À Lausanne, 29 décembre.

Oui, je vous tiens, mon ami, et, tout jeune que vous êtes, je vous fais mon prêtre. Je signe votre profession de foi[1], à condition que ni vous ni votre aimable Arabe[2] vous n’y changerez jamais rien, et que vous ne mettrez jamais, comme milord[3] Pierre, ni nœud d’épaule ni ruban sur votre bel habit uni.

Ayez la bonté de me garder les grands hommes lyonnais[4] jusqu’à mon retour. Le grand homme du jour[5] m’a fait faire des compliments, et va peut-être donner une nouvelle bataille pour ses étrennes. Il est vrai qu’il a fait conduire à Spandau[6] le théologien de Prades, qu’il a soupçonné d’avoir eu quelque commerce avec la pauvre reine de Pologne.
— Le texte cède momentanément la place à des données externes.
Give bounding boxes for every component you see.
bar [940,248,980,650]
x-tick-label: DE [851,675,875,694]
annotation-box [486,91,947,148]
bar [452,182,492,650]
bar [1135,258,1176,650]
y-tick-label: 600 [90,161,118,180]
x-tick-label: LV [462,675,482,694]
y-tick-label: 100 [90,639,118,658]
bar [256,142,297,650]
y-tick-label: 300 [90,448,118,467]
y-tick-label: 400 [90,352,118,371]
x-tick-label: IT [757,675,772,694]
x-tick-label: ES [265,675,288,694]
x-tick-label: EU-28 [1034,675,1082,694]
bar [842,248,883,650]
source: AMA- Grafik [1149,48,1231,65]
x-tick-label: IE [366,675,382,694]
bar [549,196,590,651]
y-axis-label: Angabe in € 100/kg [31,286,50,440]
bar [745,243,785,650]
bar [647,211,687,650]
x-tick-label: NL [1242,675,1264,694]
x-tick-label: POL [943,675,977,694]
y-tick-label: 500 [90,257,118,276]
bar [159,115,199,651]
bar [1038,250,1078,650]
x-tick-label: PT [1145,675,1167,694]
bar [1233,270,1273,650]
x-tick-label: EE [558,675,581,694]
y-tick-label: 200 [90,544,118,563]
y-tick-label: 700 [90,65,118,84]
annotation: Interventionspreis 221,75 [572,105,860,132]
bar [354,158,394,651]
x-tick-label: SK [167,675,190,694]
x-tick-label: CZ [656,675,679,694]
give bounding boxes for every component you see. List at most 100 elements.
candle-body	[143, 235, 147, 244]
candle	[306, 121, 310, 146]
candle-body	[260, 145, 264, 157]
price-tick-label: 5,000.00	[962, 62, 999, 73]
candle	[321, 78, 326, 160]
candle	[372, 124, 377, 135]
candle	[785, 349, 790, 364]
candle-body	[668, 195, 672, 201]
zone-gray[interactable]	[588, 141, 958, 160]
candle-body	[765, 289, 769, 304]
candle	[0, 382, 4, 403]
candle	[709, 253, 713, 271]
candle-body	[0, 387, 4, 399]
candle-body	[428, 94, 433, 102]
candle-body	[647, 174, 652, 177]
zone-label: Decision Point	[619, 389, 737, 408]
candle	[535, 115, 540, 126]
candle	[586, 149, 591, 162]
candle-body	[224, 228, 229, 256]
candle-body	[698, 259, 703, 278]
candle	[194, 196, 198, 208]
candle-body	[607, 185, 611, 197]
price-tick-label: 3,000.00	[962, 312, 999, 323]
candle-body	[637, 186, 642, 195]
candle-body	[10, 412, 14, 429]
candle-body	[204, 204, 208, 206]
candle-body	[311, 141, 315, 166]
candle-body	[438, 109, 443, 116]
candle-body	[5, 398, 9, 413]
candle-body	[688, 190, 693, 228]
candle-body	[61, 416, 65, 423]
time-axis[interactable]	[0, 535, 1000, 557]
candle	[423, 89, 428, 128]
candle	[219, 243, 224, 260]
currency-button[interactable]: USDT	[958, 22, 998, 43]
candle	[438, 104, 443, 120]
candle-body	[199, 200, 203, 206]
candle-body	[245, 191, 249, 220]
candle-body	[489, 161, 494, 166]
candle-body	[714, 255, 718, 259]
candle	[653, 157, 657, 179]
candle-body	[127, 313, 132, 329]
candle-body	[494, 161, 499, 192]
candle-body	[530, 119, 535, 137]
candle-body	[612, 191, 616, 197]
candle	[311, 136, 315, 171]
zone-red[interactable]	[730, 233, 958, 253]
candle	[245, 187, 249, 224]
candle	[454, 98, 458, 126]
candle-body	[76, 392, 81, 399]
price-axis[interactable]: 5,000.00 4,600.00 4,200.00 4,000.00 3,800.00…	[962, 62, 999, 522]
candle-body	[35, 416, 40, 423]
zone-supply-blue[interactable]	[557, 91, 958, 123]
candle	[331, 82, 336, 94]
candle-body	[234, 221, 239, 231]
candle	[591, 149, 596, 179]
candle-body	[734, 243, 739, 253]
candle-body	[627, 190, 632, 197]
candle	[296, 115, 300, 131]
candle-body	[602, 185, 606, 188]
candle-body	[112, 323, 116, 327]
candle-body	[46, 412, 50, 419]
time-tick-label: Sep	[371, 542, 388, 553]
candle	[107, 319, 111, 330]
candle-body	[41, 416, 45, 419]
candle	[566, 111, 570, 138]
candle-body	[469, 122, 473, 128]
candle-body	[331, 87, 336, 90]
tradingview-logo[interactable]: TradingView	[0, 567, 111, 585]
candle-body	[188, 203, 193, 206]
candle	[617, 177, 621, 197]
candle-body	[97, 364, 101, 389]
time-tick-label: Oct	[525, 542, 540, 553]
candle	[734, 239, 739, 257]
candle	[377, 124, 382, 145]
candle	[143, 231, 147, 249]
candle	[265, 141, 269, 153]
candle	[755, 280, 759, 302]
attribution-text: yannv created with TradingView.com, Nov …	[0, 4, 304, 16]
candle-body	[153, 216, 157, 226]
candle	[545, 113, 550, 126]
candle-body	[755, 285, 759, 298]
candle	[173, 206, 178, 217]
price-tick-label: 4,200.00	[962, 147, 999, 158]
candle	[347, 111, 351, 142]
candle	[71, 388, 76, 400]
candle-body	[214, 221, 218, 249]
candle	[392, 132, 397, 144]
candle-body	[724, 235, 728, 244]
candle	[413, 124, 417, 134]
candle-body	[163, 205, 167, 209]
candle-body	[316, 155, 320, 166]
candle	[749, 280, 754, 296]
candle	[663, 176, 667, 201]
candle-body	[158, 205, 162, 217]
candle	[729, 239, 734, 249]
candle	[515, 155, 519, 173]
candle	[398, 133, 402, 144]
Je ne sais si de Prades l’a confessée et communiée ; mais avouez que c’est une singulière destinée pour un gentilhomme bordelais d’être excommunié à Paris, chanoine en Silésie, et prisonnier à Spandau. Que ne venait-il sur les bords de mon lac ! Il aurait signé votre Catéchisme, et aurait vécu paisiblement.
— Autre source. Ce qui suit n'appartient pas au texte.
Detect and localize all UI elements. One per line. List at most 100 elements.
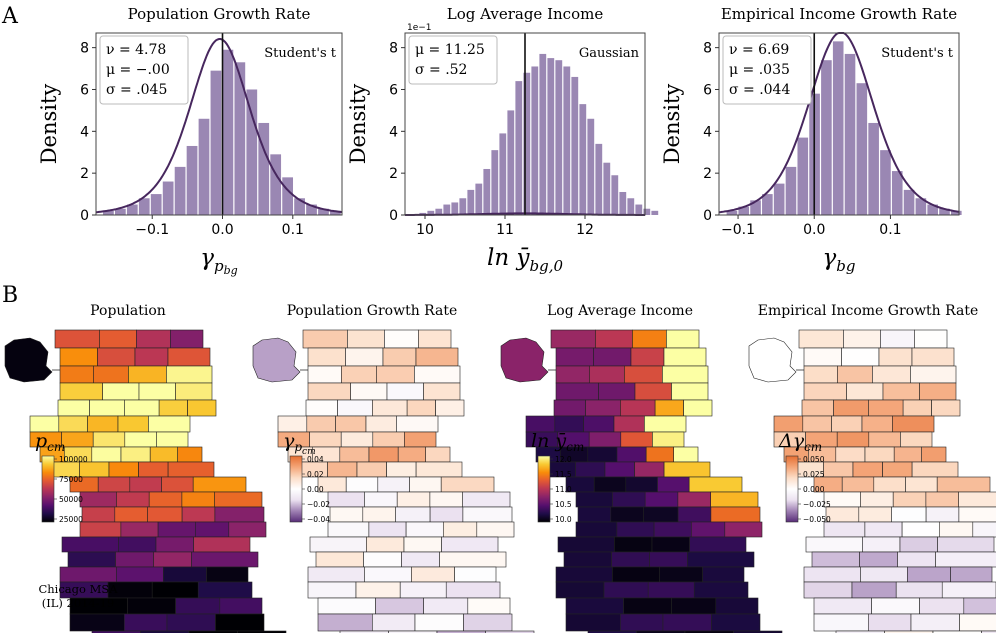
map-region [399,581,447,599]
histogram-bar [619,191,627,215]
colorbar [41,455,55,523]
map-region [116,566,164,583]
map-region [87,415,119,433]
histogram-bar [483,168,491,215]
map-region [577,506,612,523]
map-region [337,399,373,417]
map-caption: (IL) 2014-19 [42,596,115,610]
map-region [932,630,982,633]
histogram-bar [491,150,499,215]
map-region [149,446,178,463]
map-region [157,521,196,538]
map-region [555,566,613,583]
map-region [553,399,586,417]
map-region [938,521,974,538]
map-region [683,399,713,417]
map-region [175,382,213,401]
map-region [197,581,253,599]
map-region [365,415,397,433]
chart-title: Population Growth Rate [128,5,311,23]
map-region [61,536,119,553]
map-region [612,566,660,583]
map-region [801,399,834,417]
map-region [688,476,743,493]
map-region [630,347,665,367]
map-region [156,431,189,448]
map-region [384,329,419,349]
y-tick-label: 2 [80,166,89,182]
map-region [645,446,675,463]
histogram-bar [547,58,555,215]
histogram-bar [515,81,523,215]
histogram-bar [563,66,571,215]
x-axis-label: γpbg [200,245,237,277]
map-region [892,415,935,433]
map-region [193,536,251,553]
map-region [237,630,287,633]
map-region [841,476,875,493]
map-region [355,581,401,599]
legend-box [722,35,812,105]
map-region [902,399,932,417]
map-region [429,491,463,508]
map-region [138,461,169,478]
axes-frame [718,32,960,216]
map-region [900,431,933,448]
map-region [375,597,424,615]
map-region [625,476,658,493]
histogram-bar [611,175,619,215]
map-region [350,382,388,401]
map-region [835,446,866,463]
map-region [317,613,373,632]
map-region [557,536,615,553]
colorbar-tick-label: 0.000 [803,485,825,494]
map-region [634,461,665,478]
map-region [347,329,385,349]
distribution-annotation: Student's t [881,46,953,61]
map-region [583,415,615,433]
map-region [418,329,452,349]
map-region [892,491,927,508]
map-region [485,630,535,633]
map-region [345,476,379,493]
fit-curve [95,38,343,214]
map-region [214,491,263,508]
map-region [93,365,129,384]
map-region [981,630,996,633]
map-region [307,581,357,599]
map-region [911,347,955,367]
x-tick-label: 0.1 [879,222,901,238]
map-region [108,461,139,478]
map-region [636,630,686,633]
histogram-bar [643,208,651,215]
map-region [362,506,396,523]
map-region [59,365,94,384]
map-region [148,415,191,433]
map-region [305,399,338,417]
map-region [129,476,162,493]
map-region [662,613,712,632]
map-region [860,566,908,583]
y-axis-label: Density [346,84,370,165]
map-region [651,536,690,553]
legend-entry: ν = 4.78 [106,42,166,58]
map-region [59,382,103,401]
map-region [831,415,863,433]
chart-title: Log Average Income [447,5,604,23]
map-region [124,613,168,632]
map-region [136,329,171,349]
map-region [436,630,486,633]
map-region [120,446,151,463]
colorbar-tick-label: 0.050 [803,455,825,464]
histogram-bar [174,166,186,215]
map-region [195,521,230,538]
map-region [616,521,655,538]
map-region [836,431,870,448]
map-region [624,365,663,384]
map-region [462,506,513,523]
map-region [893,446,923,463]
histogram-bar [844,53,856,215]
map-region [666,329,700,349]
histogram-bar [856,83,868,215]
map-region [406,399,436,417]
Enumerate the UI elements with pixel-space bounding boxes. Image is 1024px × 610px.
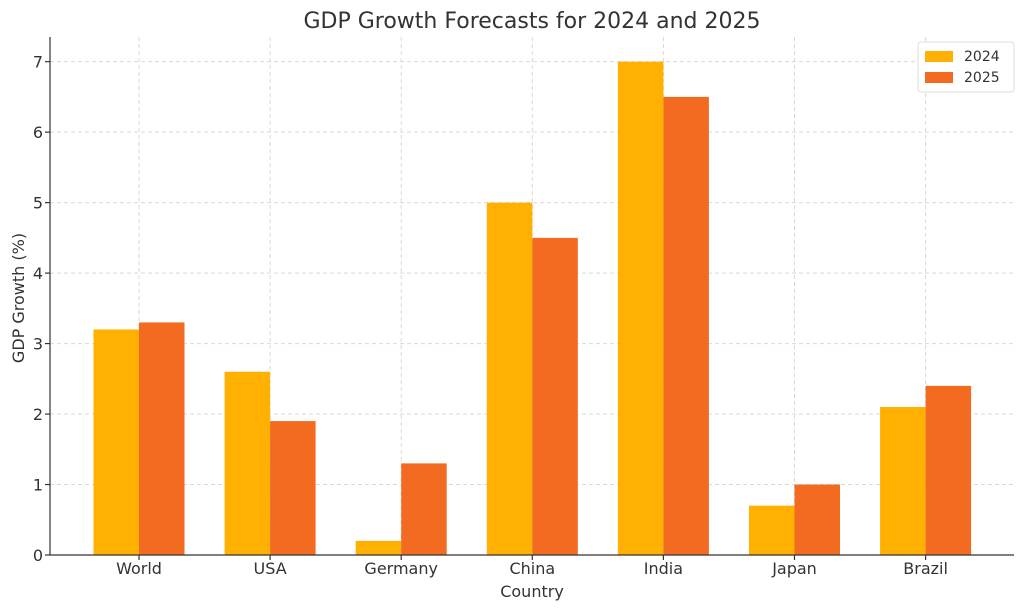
x-tick-labels: World USA Germany China India Japan Brazil (116, 559, 948, 578)
bar-2025-usa (270, 421, 316, 555)
x-tick-label: Germany (364, 559, 438, 578)
legend-label-2025: 2025 (964, 70, 1000, 86)
y-tick-label: 0 (33, 546, 43, 565)
legend-swatch-2025 (925, 72, 953, 83)
x-tick-label: India (644, 559, 683, 578)
x-axis-label: Country (500, 582, 564, 601)
bar-2024-world (93, 329, 139, 555)
x-tick-label: Brazil (903, 559, 948, 578)
bar-2025-japan (794, 484, 840, 555)
bar-2024-germany (355, 540, 402, 555)
legend-label-2024: 2024 (964, 49, 1000, 65)
y-tick-label: 5 (33, 194, 43, 213)
bars (93, 61, 972, 556)
bar-2024-brazil (880, 407, 926, 555)
y-tick-labels: 0 1 2 3 4 5 6 7 (33, 53, 43, 565)
y-axis-label: GDP Growth (%) (9, 233, 28, 363)
y-tick-label: 2 (33, 405, 43, 424)
x-tick-label: Japan (771, 559, 817, 578)
bar-2025-brazil (925, 385, 972, 555)
x-tick-label: USA (254, 559, 287, 578)
y-tick-label: 7 (33, 53, 43, 72)
y-tick-label: 4 (33, 264, 43, 283)
bar-2024-usa (224, 371, 271, 555)
x-tick-label: World (116, 559, 162, 578)
y-tick-label: 1 (33, 476, 43, 495)
bar-2025-china (532, 237, 578, 555)
x-tick-label: China (509, 559, 555, 578)
legend: 2024 2025 (917, 41, 1015, 93)
bar-2025-germany (401, 463, 447, 555)
axes (45, 37, 1014, 560)
chart-title: GDP Growth Forecasts for 2024 and 2025 (303, 9, 760, 34)
legend-swatch-2024 (925, 51, 953, 62)
y-tick-label: 3 (33, 335, 43, 354)
bar-2024-japan (749, 505, 795, 555)
bar-2024-india (617, 61, 664, 556)
bar-2025-world (139, 322, 185, 555)
bar-2024-china (486, 202, 533, 555)
y-tick-label: 6 (33, 123, 43, 142)
bar-2025-india (663, 96, 709, 556)
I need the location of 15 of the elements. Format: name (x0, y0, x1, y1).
Or çà, carissime frater in Deo, et in Serveto, êtes-vous bien fâché, dans le fond du cœur, qu’on dise dans l’Encyclopédie que vous pensez comme Origène, et comme deux mille prêtres qui signèrent leur protestation contre le pétulant Athanase ? le bonhomme Abauzit[7] ne rit-il pas dans sa barbe ? Vous voilà bien malade que quelques gros Hollandais vous traitent d’hétérodoxes ! Serez-vous bien lésés quand on vous reprochera d’être des infâmes, des monstres, qui ne croient qu’un seul Dieu plein de miséricorde ? Allez, allez, vous n’êtes pas si fâchés. Soyez comme Dorine qui aimait Lycas, comme vous devez le savoir. Lycas s’en vanta, et Dorine, qui en fut bien aise, dit :

  1. Le Catéchisme d’Ostervald, corrigé et amélioré par Jacob Vernes.
  2. Abauzit ; voyez la fin de la lettre 3492.
  3. Voyez la lettre précédente.
  4. Recherches pour servir à l’histoire de Lyon, ou les Lyonnais dignes de mémoire, 1757, deux volumes petit in-8°, ouvrage de Jacques Pernetti, né en 1696, mort en 1777.
  5. Frédéric, qui avait gagné les batailles de Rosbach et de Lissa, les 5 novembre et 5 décembre.
  6. Bastille prussienne. — L’abbé de Prades n’y était pas renfermé. Il avait la ville de Magdebourg pour prison. (B.)
  7. Voyez la lettre 3492.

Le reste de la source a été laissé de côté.